Friday, June 12, 2009

Handling multiple encodings in Vim

Most people edit, load and save files in a single character encoding (i.e. en_US.UTF-8) but for many this is not the case. For me I need to write documents and emails in japanese UTF-8 (ja_JP.UTF-8), Latex in EUC-JP (ja_JP.EUC-JP) and source code comments in Shift-JIS (ja_JP.SJIS).

To handle a certain character encoding there are three things you must consider:

  • Your editor character encoding

  • Your terminal character encoding

  • Your font character encoding support

In the prehistoric era editors and terminal could support a single character encoding so you needed a different pair for each encoding you needed. Believe me when I tell you this was not fun at all.

These days most editors and terminals support a large array of character encodings and a lot of free fonts are available that support all the character sets I need. Still it is necessary to reconfigure each part (editor/terminal) or create different profiles for each character encoding you needed to edit (i.e. link) for the editor and the console.

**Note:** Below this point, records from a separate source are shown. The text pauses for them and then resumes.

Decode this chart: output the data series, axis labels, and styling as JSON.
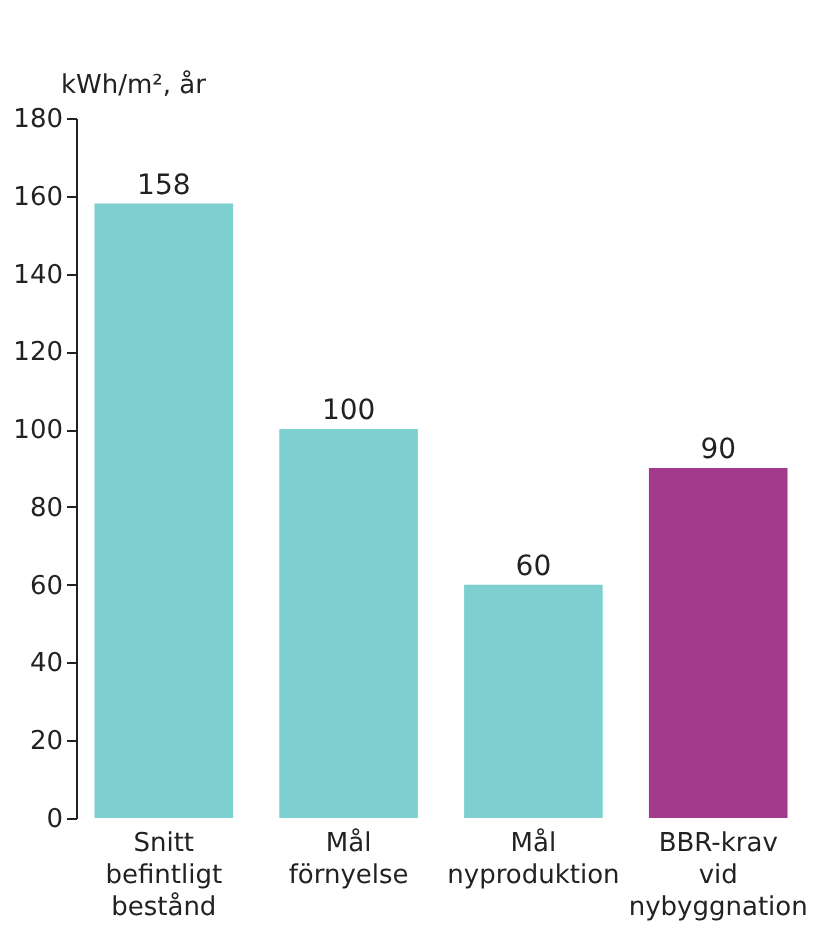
{
  "chart_data": {
    "type": "bar",
    "ylabel": "kWh/m², år",
    "categories": [
      "Snitt befintligt bestånd",
      "Mål förnyelse",
      "Mål nyproduktion",
      "BBR-krav vid nybyggnation"
    ],
    "values": [
      158,
      100,
      60,
      90
    ],
    "colors": [
      "#7ecfd0",
      "#7ecfd0",
      "#7ecfd0",
      "#a3398a"
    ],
    "ylim": [
      0,
      180
    ],
    "yticks": [
      0,
      20,
      40,
      60,
      80,
      100,
      120,
      140,
      160,
      180
    ],
    "data_labels": true,
    "grid": false,
    "legend": false
  }
}
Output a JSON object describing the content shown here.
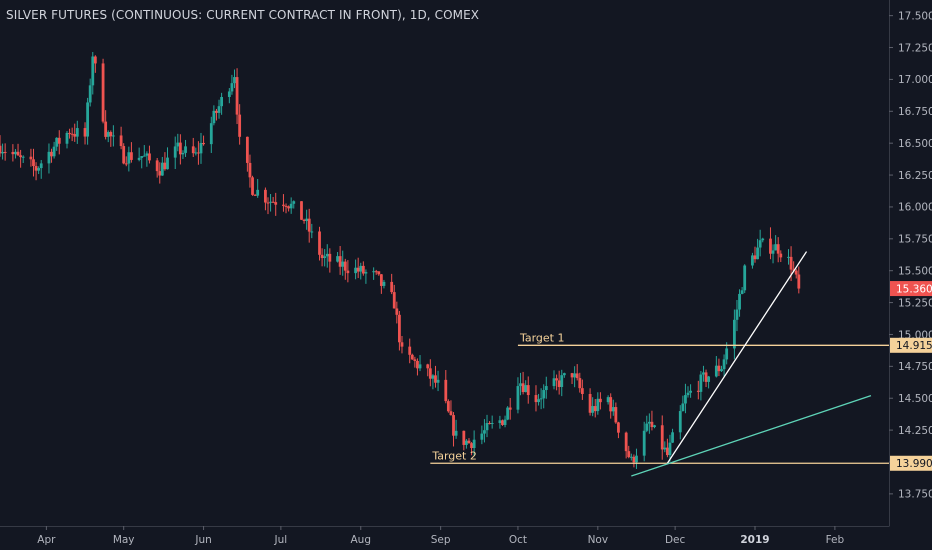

Today I took the time to understand how vim character encoding support works and I found that it has everything I need and a lot more. By carefully manipulating the the fenc, fencs, enc and tenc configuration parameters I can edit any file in any character encoding with little effort. Here are my .vimrc configuration parameters:


"" Character encoding settings

"" By manipulating this variables it is possible to edit all files in one

"" encoding while using the terminal in a different encoding and writing/reading

"" the file in another encoding. Here we set all three variables to UTF-8.


" Default file encoding for new files

setglobal fenc=utf-8

" Auto detect file encoding when opening a file. To check what file encoding was

" selected run ":set fenc" and if you know the auto detection failed and want to

" force another one run ":edit ++enc=<your_enc>".

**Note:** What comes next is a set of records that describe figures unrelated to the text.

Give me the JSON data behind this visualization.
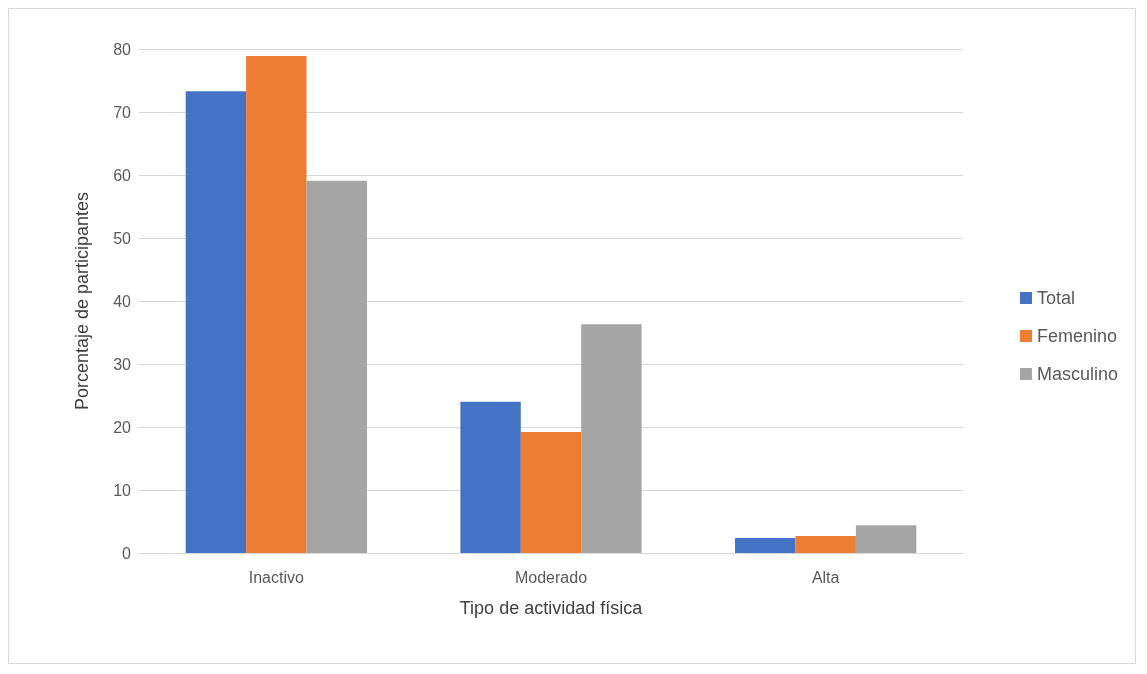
{
  "chart_data": {
    "type": "bar",
    "xlabel": "Tipo de actividad física",
    "ylabel": "Porcentaje de participantes",
    "categories": [
      "Inactivo",
      "Moderado",
      "Alta"
    ],
    "series": [
      {
        "name": "Total",
        "color": "#4472c4",
        "values": [
          73.3,
          24.0,
          2.4
        ]
      },
      {
        "name": "Femenino",
        "color": "#ed7d31",
        "values": [
          78.9,
          19.2,
          2.7
        ]
      },
      {
        "name": "Masculino",
        "color": "#a5a5a5",
        "values": [
          59.1,
          36.3,
          4.4
        ]
      }
    ],
    "ylim": [
      0,
      80
    ],
    "yticks": [
      0,
      10,
      20,
      30,
      40,
      50,
      60,
      70,
      80
    ],
    "grid": "y",
    "legend": "right"
  }
}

set fencs=utf-8,euc-jp,sjis

" Internal encoding used by vim buffers, help and commands

set enc=utf-8

" Terminal encoding used for input and terminal display

" Make sure your terminal is configured with the same encoding.

set tenc=utf-8

  • tenc:

    This is the character encoding used to display and input text to the terminal. I configure my terminal (Konsole) always in UTF-8 and as far as I know my input method for Japanese (scim/anthy) is also UTF-8 so to avoid visual/input problems I leave this in UTF-8.

  • enc:

    The encoding used internally by vim buffers, help and commands. This does not need to be the same as tenc as vim will convert from one encoding to the other if they differ. This way you can use your native language encoding in your terminal and input method and let vim handle everything internally using UTF-8.

  • fenc:

    Is the character encoding used for reading/writing files. Again this can differ from enc and tenc because vim will convert between them if they differ. This way you can have your terminal configured with your native language (i.e. Japanese, Russian, Chinese...), let vim work internally in UTF-8 and finally save your files in any coding you want by setting fenc.

  • fencs:

    This is used by vim to try to auto detect the character encoding when opening an already existing file. The order in which you put the options is important so read the help ":h fencs" to learn how to set this correctly. For example if I put euc-jp first in the list all my English documents will be detected as euc-jp instead of utf-8 because all English characters are a subset of euc-jp, the same goes for latin1 and cp1250 encodings so make sure to put these at the end of the list. If the auto detection fails and your document is not displayed correctly you can always reload it forcing an encoding using ":edit ++enc=euc-jp" of course replace euc-jp with your desired encoding.

In my example above I set everything to UTF-8 that is recommended because converting from other encodings may cause loss of information. The only parameter I change is fenc when I need edit/save a file in a different encoding.

For example if I want to create a new file in euc-jp encoding:

- Open new file as normal using vim<
- Set file encoding using :set fenc=euc-jp
- Edit/Save as much as you like and rest assured that your file is euc-jp.

To edit an existing file simply open it and let vim auto detect the encoding using the options available in fencs. To check what encoding was set by vim you can use the command ":set fenc" and it will display the auto detected encoding. If it is not the correct one you can force the encoding by reloading the file using the command ":edit ++enc=euc-jp" replacing "euc-jp" with the encoding you desire.

1 comment:

  1. Thanks for your post. I found it useful.